Wednesday, February 02, 2011



Who elected the SAS?

Civilian control of the military is a core principle (and a necessary condition) of democratic government. In all democratic countries, decisions on when to go to war and who to fight are made by elected politicians, not unelected generals. Except, apparently, in New Zealand. In announcing that he would continue the SAS's deployment to Afghanistan (and our involvement in Americas losing war) last night, Prime Minister John Key made a startling revelation:

“This is likely to be the last rotation - the request to stay came at the request of the SAS themselves,” said Prime Minister John Key this afternoon.

The SAS told Mr Key during his visit to Afghanistan last year that they wanted to stay.

So, we're still at war in Afghanistan not because our democratically elected politicians thought it was a good idea, but because our military wants to be.
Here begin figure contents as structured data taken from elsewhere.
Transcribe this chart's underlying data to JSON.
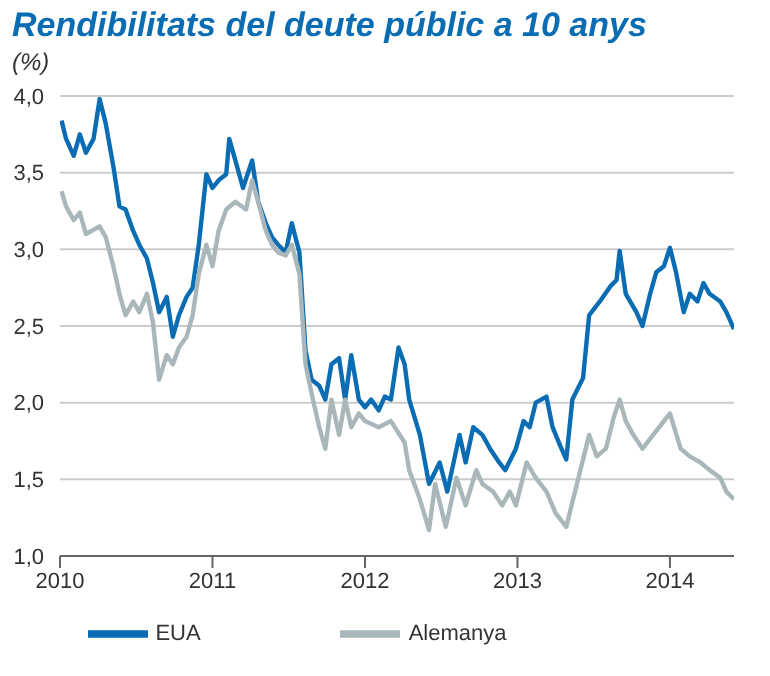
{
  "chart_data": {
    "type": "line",
    "title": "Rendibilitats del deute públic a 10 anys",
    "subtitle": "(%)",
    "xlim": [
      2010,
      2014.42
    ],
    "xticks": [
      2010,
      2011,
      2012,
      2013,
      2014
    ],
    "ylim": [
      1,
      4
    ],
    "yticks": [
      {
        "value": 1,
        "label": "1,0"
      },
      {
        "value": 1.5,
        "label": "1,5"
      },
      {
        "value": 2,
        "label": "2,0"
      },
      {
        "value": 2.5,
        "label": "2,5"
      },
      {
        "value": 3,
        "label": "3,0"
      },
      {
        "value": 3.5,
        "label": "3,5"
      },
      {
        "value": 4,
        "label": "4,0"
      }
    ],
    "grid": "y",
    "legend": "bottom",
    "marker": "none",
    "line_style": "solid",
    "series": [
      {
        "name": "EUA",
        "color": "#0a6db3",
        "x": [
          2010.01,
          2010.04,
          2010.09,
          2010.13,
          2010.17,
          2010.22,
          2010.26,
          2010.3,
          2010.35,
          2010.39,
          2010.43,
          2010.48,
          2010.52,
          2010.57,
          2010.61,
          2010.65,
          2010.7,
          2010.74,
          2010.78,
          2010.83,
          2010.87,
          2010.91,
          2010.96,
          2011.0,
          2011.04,
          2011.09,
          2011.11,
          2011.15,
          2011.2,
          2011.26,
          2011.3,
          2011.35,
          2011.39,
          2011.43,
          2011.48,
          2011.52,
          2011.57,
          2011.61,
          2011.65,
          2011.7,
          2011.74,
          2011.78,
          2011.83,
          2011.87,
          2011.91,
          2011.96,
          2012.0,
          2012.04,
          2012.09,
          2012.13,
          2012.17,
          2012.22,
          2012.26,
          2012.29,
          2012.36,
          2012.42,
          2012.49,
          2012.54,
          2012.62,
          2012.66,
          2012.71,
          2012.77,
          2012.82,
          2012.88,
          2012.92,
          2012.99,
          2013.04,
          2013.08,
          2013.12,
          2013.19,
          2013.23,
          2013.28,
          2013.32,
          2013.36,
          2013.43,
          2013.47,
          2013.54,
          2013.61,
          2013.65,
          2013.67,
          2013.71,
          2013.78,
          2013.82,
          2013.87,
          2013.91,
          2013.96,
          2014.0,
          2014.04,
          2014.09,
          2014.13,
          2014.18,
          2014.22,
          2014.26,
          2014.33,
          2014.37,
          2014.42
        ],
        "values": [
          3.84,
          3.72,
          3.61,
          3.75,
          3.63,
          3.72,
          3.98,
          3.82,
          3.54,
          3.28,
          3.26,
          3.12,
          3.03,
          2.94,
          2.78,
          2.59,
          2.69,
          2.43,
          2.57,
          2.69,
          2.75,
          3.03,
          3.49,
          3.4,
          3.45,
          3.49,
          3.72,
          3.58,
          3.4,
          3.58,
          3.31,
          3.17,
          3.08,
          3.03,
          2.98,
          3.17,
          2.98,
          2.34,
          2.15,
          2.11,
          2.02,
          2.25,
          2.29,
          2.02,
          2.31,
          2.02,
          1.97,
          2.02,
          1.95,
          2.04,
          2.02,
          2.36,
          2.25,
          2.02,
          1.79,
          1.47,
          1.61,
          1.42,
          1.79,
          1.61,
          1.84,
          1.79,
          1.7,
          1.61,
          1.56,
          1.7,
          1.88,
          1.84,
          2.0,
          2.04,
          1.84,
          1.72,
          1.63,
          2.02,
          2.16,
          2.57,
          2.66,
          2.76,
          2.8,
          2.99,
          2.71,
          2.59,
          2.5,
          2.71,
          2.85,
          2.89,
          3.01,
          2.85,
          2.59,
          2.71,
          2.66,
          2.78,
          2.71,
          2.66,
          2.59,
          2.48
        ]
      },
      {
        "name": "Alemanya",
        "color": "#a9b7bb",
        "x": [
          2010.01,
          2010.04,
          2010.09,
          2010.13,
          2010.17,
          2010.26,
          2010.3,
          2010.35,
          2010.39,
          2010.43,
          2010.48,
          2010.52,
          2010.57,
          2010.61,
          2010.65,
          2010.7,
          2010.74,
          2010.78,
          2010.83,
          2010.87,
          2010.91,
          2010.96,
          2011.0,
          2011.04,
          2011.09,
          2011.15,
          2011.22,
          2011.26,
          2011.3,
          2011.35,
          2011.39,
          2011.43,
          2011.48,
          2011.52,
          2011.57,
          2011.61,
          2011.65,
          2011.7,
          2011.74,
          2011.78,
          2011.83,
          2011.87,
          2011.91,
          2011.96,
          2012.0,
          2012.09,
          2012.17,
          2012.26,
          2012.29,
          2012.36,
          2012.42,
          2012.46,
          2012.53,
          2012.6,
          2012.66,
          2012.73,
          2012.77,
          2012.84,
          2012.9,
          2012.95,
          2012.99,
          2013.06,
          2013.12,
          2013.19,
          2013.25,
          2013.32,
          2013.39,
          2013.47,
          2013.52,
          2013.58,
          2013.63,
          2013.67,
          2013.71,
          2013.76,
          2013.82,
          2013.89,
          2013.96,
          2014.0,
          2014.07,
          2014.13,
          2014.2,
          2014.26,
          2014.33,
          2014.37,
          2014.42
        ],
        "values": [
          3.38,
          3.28,
          3.19,
          3.24,
          3.1,
          3.15,
          3.08,
          2.89,
          2.71,
          2.57,
          2.66,
          2.59,
          2.71,
          2.52,
          2.15,
          2.31,
          2.25,
          2.36,
          2.43,
          2.57,
          2.84,
          3.03,
          2.89,
          3.12,
          3.26,
          3.31,
          3.26,
          3.45,
          3.31,
          3.12,
          3.03,
          2.98,
          2.96,
          3.03,
          2.84,
          2.25,
          2.06,
          1.84,
          1.7,
          2.02,
          1.79,
          2.02,
          1.84,
          1.93,
          1.88,
          1.84,
          1.88,
          1.74,
          1.56,
          1.37,
          1.17,
          1.47,
          1.19,
          1.51,
          1.33,
          1.56,
          1.47,
          1.42,
          1.33,
          1.42,
          1.33,
          1.61,
          1.51,
          1.42,
          1.28,
          1.19,
          1.47,
          1.79,
          1.65,
          1.7,
          1.9,
          2.02,
          1.88,
          1.79,
          1.7,
          1.79,
          1.88,
          1.93,
          1.7,
          1.65,
          1.61,
          1.56,
          1.51,
          1.42,
          1.37
        ]
      }
    ]
  }
}
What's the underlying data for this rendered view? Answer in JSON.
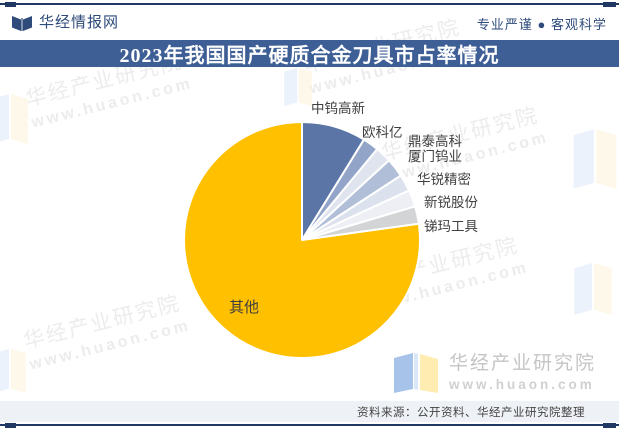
{
  "header": {
    "brand": "华经情报网",
    "tagline": "专业严谨 ● 客观科学"
  },
  "title": "2023年我国国产硬质合金刀具市占率情况",
  "chart_data": {
    "type": "pie",
    "title": "2023年我国国产硬质合金刀具市占率情况",
    "labels": [
      "中钨高新",
      "欧科亿",
      "鼎泰高科",
      "厦门钨业",
      "华锐精密",
      "新锐股份",
      "锑玛工具",
      "其他"
    ],
    "values": [
      8.8,
      2.2,
      2.2,
      2.6,
      2.3,
      2.3,
      2.4,
      77.2
    ],
    "unit": "%",
    "colors": [
      "#5a75a6",
      "#92a5c8",
      "#dfe4ee",
      "#b1bed8",
      "#dce2ed",
      "#edeff4",
      "#d2d4d6",
      "#ffc000"
    ],
    "start_angle_deg": 0,
    "direction": "clockwise",
    "legend": "none",
    "data_labels": "category-names-only"
  },
  "watermark": {
    "line1": "华经产业研究院",
    "line2": "www.huaon.com"
  },
  "footer_logo": {
    "name": "华经产业研究院",
    "url": "www.huaon.com"
  },
  "source_bar": {
    "text": "资料来源：公开资料、华经产业研究院整理"
  },
  "colors": {
    "accent_navy": "#203864",
    "title_bar_bg": "#3e5e96",
    "header_text": "#2e4b7b",
    "other_slice_gold": "#ffc000",
    "source_bar_bg": "#eef1f6"
  }
}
That's not healthy, and its not compatible with democracy.

I'll try looking into this with the OIA, but I don't expect much success - the government doesn't like talking about the SAS, and s6(a) gives them complete immunity. I expect that the request wasn't formal; instead Key probably asked some grunts if they liked what they were doing and wanted to keep doing it and like happy little psychopaths / people doing a challenging job - killing people, let's remember - they enjoy, they responded "hell yes". The problem is that that is not the response any grunt should give to a politician. If asked, all a soldier should say is "we go where you tell us". Anything else violates democratic principles. And you'd expect a military force of a democracy supposedly fighting a war to protect one to understand that.